Beyrouth. Les façades criblées de
colonnes et de balcons difformes. La guerre comme maquillage désuet,
une ville-collage où le temps semble être pris de saccades, se
figeant dans une succession d'époques et accélérant sa course dans
une myriades de quartiers, y niant ses illustres vestiges en balayant
les poussières de sa propre Histoire. L'insolence des tours
immaculées tente d'élever les regards loin du pandémonium moite
qui règne dans les rues, entre les collines de gâchis plastifiés
et les corps meurtris des morveux syriens gisant dans leur bave et
leurs larmes sur les genoux de celles qui avaient peu et ont tout
perdu. Carrosseries rutilantes et tas de tôles souffreteux
produisent un grondement constant qui s'accompagne d'un orchestre de
klaxons singulier, braillard et enjoué, péremptoire, familier et
gratuit.
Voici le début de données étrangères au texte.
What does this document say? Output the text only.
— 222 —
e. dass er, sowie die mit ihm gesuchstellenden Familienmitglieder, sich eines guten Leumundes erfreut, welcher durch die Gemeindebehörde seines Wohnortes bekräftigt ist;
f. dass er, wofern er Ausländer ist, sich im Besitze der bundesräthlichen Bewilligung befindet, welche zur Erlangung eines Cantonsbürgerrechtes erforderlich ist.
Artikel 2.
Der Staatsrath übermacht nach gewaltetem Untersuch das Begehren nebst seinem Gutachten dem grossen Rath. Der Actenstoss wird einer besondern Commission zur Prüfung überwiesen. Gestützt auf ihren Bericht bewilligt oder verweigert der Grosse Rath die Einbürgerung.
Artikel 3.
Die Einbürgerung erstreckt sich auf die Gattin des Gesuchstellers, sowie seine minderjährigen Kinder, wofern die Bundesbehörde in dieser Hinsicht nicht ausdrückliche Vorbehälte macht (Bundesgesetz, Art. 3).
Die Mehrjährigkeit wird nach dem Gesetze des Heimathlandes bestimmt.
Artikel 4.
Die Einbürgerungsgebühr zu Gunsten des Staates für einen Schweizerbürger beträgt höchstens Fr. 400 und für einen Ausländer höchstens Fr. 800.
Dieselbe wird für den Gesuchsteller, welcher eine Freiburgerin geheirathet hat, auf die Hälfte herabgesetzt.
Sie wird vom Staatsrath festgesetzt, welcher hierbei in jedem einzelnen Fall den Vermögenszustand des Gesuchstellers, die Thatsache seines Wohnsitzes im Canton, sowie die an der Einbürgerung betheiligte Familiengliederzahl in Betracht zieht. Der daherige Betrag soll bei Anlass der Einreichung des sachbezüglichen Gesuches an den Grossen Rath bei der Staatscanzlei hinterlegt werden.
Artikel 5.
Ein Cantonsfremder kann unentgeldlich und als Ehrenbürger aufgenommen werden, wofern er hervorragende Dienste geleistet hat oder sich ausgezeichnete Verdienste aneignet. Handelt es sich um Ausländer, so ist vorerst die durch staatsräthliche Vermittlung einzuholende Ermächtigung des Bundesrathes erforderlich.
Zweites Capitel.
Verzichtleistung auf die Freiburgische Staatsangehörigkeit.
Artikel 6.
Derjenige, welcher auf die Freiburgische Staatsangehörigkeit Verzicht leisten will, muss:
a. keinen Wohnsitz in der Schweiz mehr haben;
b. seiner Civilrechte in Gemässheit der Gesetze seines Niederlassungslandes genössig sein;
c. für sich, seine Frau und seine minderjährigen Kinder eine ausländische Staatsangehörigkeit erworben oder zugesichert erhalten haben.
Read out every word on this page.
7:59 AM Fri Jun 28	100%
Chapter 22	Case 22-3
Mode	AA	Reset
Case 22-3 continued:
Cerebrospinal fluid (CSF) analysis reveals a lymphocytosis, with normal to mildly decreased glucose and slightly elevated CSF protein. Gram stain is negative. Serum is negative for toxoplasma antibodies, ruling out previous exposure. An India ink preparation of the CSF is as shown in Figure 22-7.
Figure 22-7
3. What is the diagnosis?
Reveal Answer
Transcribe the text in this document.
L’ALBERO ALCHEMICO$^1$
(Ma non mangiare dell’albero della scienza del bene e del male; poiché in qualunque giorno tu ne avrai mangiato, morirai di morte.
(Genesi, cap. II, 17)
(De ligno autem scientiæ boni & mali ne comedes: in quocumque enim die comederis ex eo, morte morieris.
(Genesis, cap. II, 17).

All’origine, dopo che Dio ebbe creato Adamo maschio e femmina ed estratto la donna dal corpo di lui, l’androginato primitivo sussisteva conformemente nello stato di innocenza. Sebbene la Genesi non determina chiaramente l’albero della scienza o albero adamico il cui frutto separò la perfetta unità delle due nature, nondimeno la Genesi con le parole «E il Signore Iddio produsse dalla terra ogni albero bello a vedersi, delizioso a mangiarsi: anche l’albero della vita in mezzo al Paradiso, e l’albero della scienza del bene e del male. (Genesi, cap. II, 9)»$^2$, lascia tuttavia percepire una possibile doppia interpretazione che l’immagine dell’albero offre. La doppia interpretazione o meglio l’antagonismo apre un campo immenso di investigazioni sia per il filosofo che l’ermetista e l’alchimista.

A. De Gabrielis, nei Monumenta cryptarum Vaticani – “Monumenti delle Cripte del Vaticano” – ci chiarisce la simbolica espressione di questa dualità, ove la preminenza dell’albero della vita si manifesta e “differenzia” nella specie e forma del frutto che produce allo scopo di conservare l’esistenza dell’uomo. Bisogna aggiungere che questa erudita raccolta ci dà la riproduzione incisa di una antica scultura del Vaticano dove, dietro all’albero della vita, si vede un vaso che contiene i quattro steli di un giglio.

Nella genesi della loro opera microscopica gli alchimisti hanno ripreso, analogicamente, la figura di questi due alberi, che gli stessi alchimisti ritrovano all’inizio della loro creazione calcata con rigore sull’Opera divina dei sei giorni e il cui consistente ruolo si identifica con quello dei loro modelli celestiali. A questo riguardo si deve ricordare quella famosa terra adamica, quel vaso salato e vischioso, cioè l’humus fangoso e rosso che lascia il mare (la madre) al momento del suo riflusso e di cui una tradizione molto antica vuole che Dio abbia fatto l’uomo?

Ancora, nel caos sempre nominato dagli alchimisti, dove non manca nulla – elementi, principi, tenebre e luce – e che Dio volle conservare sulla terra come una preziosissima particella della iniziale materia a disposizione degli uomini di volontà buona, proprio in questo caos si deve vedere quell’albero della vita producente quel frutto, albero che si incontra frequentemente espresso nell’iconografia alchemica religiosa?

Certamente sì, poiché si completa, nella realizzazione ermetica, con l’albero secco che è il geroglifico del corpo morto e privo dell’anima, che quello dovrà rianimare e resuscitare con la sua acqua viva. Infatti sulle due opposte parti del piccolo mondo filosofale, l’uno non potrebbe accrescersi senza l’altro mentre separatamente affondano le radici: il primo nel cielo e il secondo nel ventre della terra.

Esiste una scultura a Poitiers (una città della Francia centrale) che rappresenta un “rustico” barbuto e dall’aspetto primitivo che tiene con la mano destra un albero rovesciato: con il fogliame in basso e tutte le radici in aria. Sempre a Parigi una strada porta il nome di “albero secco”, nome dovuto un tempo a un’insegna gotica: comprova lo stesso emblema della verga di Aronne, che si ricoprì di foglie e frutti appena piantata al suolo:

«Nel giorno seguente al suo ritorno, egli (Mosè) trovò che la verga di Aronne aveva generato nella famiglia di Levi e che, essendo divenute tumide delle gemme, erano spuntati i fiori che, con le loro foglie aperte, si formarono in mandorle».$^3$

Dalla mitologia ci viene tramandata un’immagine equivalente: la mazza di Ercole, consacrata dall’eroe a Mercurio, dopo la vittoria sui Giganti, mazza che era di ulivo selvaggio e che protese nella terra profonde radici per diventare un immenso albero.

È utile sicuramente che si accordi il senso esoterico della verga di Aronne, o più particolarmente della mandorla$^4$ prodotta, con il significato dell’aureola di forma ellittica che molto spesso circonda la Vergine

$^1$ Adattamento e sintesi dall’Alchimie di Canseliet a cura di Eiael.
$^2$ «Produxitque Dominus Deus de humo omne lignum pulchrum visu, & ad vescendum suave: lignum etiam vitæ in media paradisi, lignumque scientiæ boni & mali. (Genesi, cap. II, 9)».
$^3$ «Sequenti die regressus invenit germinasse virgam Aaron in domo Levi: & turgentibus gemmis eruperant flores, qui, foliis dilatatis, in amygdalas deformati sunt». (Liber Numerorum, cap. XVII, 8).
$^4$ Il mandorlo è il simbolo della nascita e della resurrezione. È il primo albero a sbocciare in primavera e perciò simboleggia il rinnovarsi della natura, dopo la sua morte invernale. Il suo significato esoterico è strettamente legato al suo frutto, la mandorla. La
Les porteurs d'uniformes grouillent, trimbalant leurs
instruments de mort ou de paix aussi différents d'âge que de taille
aux côtés de tonnes d'acier sur chenilles, veillant à la bonne
tenue des rapports entre les hommes et les fous... Et au milieu, au
cœur de cet amas de plaies et de fureur, de suspicions et de
rancoeurs, d'oubli et de parpaings fêlés, la Vie. Une vie tour à
tour unique, folle à enfermée, déterminée, bordélique, rêveuse,
poétique, ingénieuse, naïve, brûlante, paranoïaque, généreuse,
immature et experte dans le domaine du chaos immuable.